Denver Nuggets center JaVale McGee has been defined by two things in his five-year career: his penchant for goofy plays and his extraordinary potential. At any moment, JaVale could run the wrong direction, or make one of the most blatant goaltending violations ever, or even just celebrate in a ridiculous way. Of course, he might also be one of the best players on the floor, or at least show enough to convince his team that he's worthy of a massive contract and on the brink of becoming a great player.
The results have been as mixed as ever this season. McGee still flashes that same potential, but he's also seen minor, but not insignificant, dips in his rebounding stats and shooting percentage compared to his marks from his 20 games with the Nuggets a season ago. He's also still making the same kinds of mistakes at both ends that have limited his development. That's limiting his playing time to only 19 minutes per game (down from last season, as well), in part because George Karl usually knows what he'll get when he plays Kosta Koufos, Kenneth Faried, and Timofey Mozgov. On the other hand, McGee isn't doing poorly — his 21.6 PER tops the roster. It's not a perfect stat, but it does suggest he's doing a lot of things right.
Nevertheless, everyone knows he can be better, and Karl wants to see him make those hoped-for strides towards more consistent play. But Karl may be going about it wrong, because he wants JaVale to be more like the player on the complete other end of the big-man spectrum: San Antonio Spurs star and sure thing Tim Duncan. From Michael Lee for The Washington Post (via Our Man Devine):
“I think he’s a tremendous talent. I think he’s an incredible, athletic, 7-1, whatever he is,” Nuggets Coach George Karl said of McGee. “For me, I just want him to be more consistent on the fundamental area of basketball and more than anything, I want him to be more committed to the concepts and philosophies and fundamentals of our team.” [...]
McGee declined to speak with reporters after the Nuggets held their morning shootaround in preparation of his first game against his former team. Karl’s message to McGee is similar to the same one he heard during his nearly four years in Washington.
“Probably simple and solid,” Karl said, when asked what he tells McGee most. “I think he tries to be spectacular. Basketball is a game of possession after possession of doing things the right way, doing your job and letting the spectacular. I think JaVale tries to find the spectacular and forces the spectacular when if you just let Andre Miller and Ty [Lawson], let us orchestrate the game, something big time will happen. But I just want him to be more Tim Duncan-like. I tell him I like Tim Duncan. I want Tim Duncan. That’s what I want.”

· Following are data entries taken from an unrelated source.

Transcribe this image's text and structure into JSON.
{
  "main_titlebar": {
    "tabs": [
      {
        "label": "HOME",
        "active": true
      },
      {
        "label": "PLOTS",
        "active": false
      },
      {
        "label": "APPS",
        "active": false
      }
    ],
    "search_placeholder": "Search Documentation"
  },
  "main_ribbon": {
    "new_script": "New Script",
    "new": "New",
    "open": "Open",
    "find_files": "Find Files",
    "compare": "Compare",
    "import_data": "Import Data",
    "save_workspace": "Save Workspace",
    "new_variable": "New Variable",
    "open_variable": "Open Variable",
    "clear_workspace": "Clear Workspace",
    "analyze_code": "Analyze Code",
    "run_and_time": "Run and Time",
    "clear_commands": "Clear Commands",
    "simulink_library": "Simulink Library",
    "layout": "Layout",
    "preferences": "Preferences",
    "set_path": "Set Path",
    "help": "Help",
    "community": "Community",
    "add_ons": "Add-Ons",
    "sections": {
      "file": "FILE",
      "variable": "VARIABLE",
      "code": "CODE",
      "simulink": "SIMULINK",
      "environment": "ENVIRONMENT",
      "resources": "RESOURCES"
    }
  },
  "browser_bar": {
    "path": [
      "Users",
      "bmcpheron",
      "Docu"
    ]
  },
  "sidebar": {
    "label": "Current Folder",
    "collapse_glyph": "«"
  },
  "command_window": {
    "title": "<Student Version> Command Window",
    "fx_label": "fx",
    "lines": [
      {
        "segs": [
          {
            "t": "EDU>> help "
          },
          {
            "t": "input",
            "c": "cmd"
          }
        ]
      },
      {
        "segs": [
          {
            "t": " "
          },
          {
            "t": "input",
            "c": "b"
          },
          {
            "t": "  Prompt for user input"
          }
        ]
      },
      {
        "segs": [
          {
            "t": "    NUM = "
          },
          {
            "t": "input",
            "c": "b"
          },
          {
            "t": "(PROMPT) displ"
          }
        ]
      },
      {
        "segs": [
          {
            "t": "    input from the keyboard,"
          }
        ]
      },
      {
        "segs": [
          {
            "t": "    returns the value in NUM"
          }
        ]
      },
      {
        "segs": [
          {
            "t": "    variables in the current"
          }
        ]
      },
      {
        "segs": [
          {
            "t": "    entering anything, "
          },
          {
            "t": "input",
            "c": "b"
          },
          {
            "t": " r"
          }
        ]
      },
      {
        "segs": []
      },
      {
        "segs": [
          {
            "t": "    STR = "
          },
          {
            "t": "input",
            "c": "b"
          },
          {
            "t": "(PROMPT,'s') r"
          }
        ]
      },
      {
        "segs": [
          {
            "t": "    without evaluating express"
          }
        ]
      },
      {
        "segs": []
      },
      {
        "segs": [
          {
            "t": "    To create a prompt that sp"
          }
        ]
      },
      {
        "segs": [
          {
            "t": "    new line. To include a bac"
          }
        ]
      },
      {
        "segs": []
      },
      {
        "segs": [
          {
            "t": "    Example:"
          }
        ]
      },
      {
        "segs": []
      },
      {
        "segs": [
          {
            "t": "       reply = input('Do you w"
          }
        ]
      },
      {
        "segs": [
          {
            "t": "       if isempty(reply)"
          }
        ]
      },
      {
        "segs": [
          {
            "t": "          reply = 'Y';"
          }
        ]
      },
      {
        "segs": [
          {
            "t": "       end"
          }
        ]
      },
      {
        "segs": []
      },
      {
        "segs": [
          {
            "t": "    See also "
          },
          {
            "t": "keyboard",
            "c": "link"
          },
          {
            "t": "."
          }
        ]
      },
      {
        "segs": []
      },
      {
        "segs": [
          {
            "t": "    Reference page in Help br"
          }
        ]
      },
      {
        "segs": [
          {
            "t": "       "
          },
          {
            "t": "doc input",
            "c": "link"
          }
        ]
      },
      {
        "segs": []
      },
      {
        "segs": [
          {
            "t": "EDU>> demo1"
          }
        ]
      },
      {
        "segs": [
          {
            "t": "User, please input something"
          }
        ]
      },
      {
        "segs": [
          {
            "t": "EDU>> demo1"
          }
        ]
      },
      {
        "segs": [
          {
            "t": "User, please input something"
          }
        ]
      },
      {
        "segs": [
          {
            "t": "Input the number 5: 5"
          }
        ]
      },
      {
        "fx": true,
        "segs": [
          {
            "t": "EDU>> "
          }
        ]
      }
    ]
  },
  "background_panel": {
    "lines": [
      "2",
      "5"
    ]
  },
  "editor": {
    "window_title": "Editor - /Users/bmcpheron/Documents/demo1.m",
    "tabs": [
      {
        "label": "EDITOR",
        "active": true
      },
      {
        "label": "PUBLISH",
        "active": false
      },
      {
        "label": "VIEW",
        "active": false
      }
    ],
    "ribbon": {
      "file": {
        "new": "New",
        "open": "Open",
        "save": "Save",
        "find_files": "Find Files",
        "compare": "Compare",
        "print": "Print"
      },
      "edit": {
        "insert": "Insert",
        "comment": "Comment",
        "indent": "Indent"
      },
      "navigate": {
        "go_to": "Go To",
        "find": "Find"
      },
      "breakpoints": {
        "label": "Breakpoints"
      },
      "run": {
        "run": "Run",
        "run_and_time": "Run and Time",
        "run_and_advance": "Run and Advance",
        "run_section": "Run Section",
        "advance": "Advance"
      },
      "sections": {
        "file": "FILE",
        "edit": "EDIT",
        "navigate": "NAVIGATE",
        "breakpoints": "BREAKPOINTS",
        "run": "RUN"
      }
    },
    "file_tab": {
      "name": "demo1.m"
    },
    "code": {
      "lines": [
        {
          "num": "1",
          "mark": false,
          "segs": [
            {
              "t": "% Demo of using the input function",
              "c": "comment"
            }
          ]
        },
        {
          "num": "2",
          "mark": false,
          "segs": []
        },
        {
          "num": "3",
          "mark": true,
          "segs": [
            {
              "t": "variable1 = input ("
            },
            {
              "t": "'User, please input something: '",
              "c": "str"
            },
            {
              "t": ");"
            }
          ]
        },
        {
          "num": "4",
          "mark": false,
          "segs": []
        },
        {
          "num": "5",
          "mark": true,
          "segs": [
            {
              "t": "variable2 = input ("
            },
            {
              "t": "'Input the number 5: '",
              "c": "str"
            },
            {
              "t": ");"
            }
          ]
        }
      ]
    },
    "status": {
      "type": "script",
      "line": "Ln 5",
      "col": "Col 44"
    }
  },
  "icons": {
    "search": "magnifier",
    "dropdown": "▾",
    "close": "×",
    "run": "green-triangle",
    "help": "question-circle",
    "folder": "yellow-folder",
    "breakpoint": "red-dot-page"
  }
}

Oh, you like Tim Duncan? One of the most dependable and effective players in NBA history? Cool, I'm sure any player would have an easy time being like that.
It's become common to say that McGee has "limitless potential," but the fact of the matter is that he's been in the NBA for a while now and has given us a fairly good sense of what he is. He can improve, certainly, yet all improvement builds on what has come before it. That means that JaVale can never really be like Tim Duncan — he can only be a more consistent and less foolish version of JaVale McGee. He's always going to make a certain amount of silly plays and play with some inconsistency, because he's already proven that it's not especially easy for him to simply rid it from his game entirely.
I'm sure Karl knows this reality on some level, and he's probably only using Duncan as an example because he's the most obvious case of a very athletic and talented big man marrying those abilities to a supremely thoughtful playing style. On the other hand, Duncan has also been so effective that he's almost an impossible standard to aspire to. Poets aren't told to be more like Shakespeare or John Keats.
McGee is far from a lost cause, but if he's going to fulfill more of his potential it might be wise for everyone in the basketball world to adjust expectations downward. Players get better over their careers, but they don't turn into their polar opposites. JaVale is always going to be Javale — we must only hope that he becomes the best version of himself.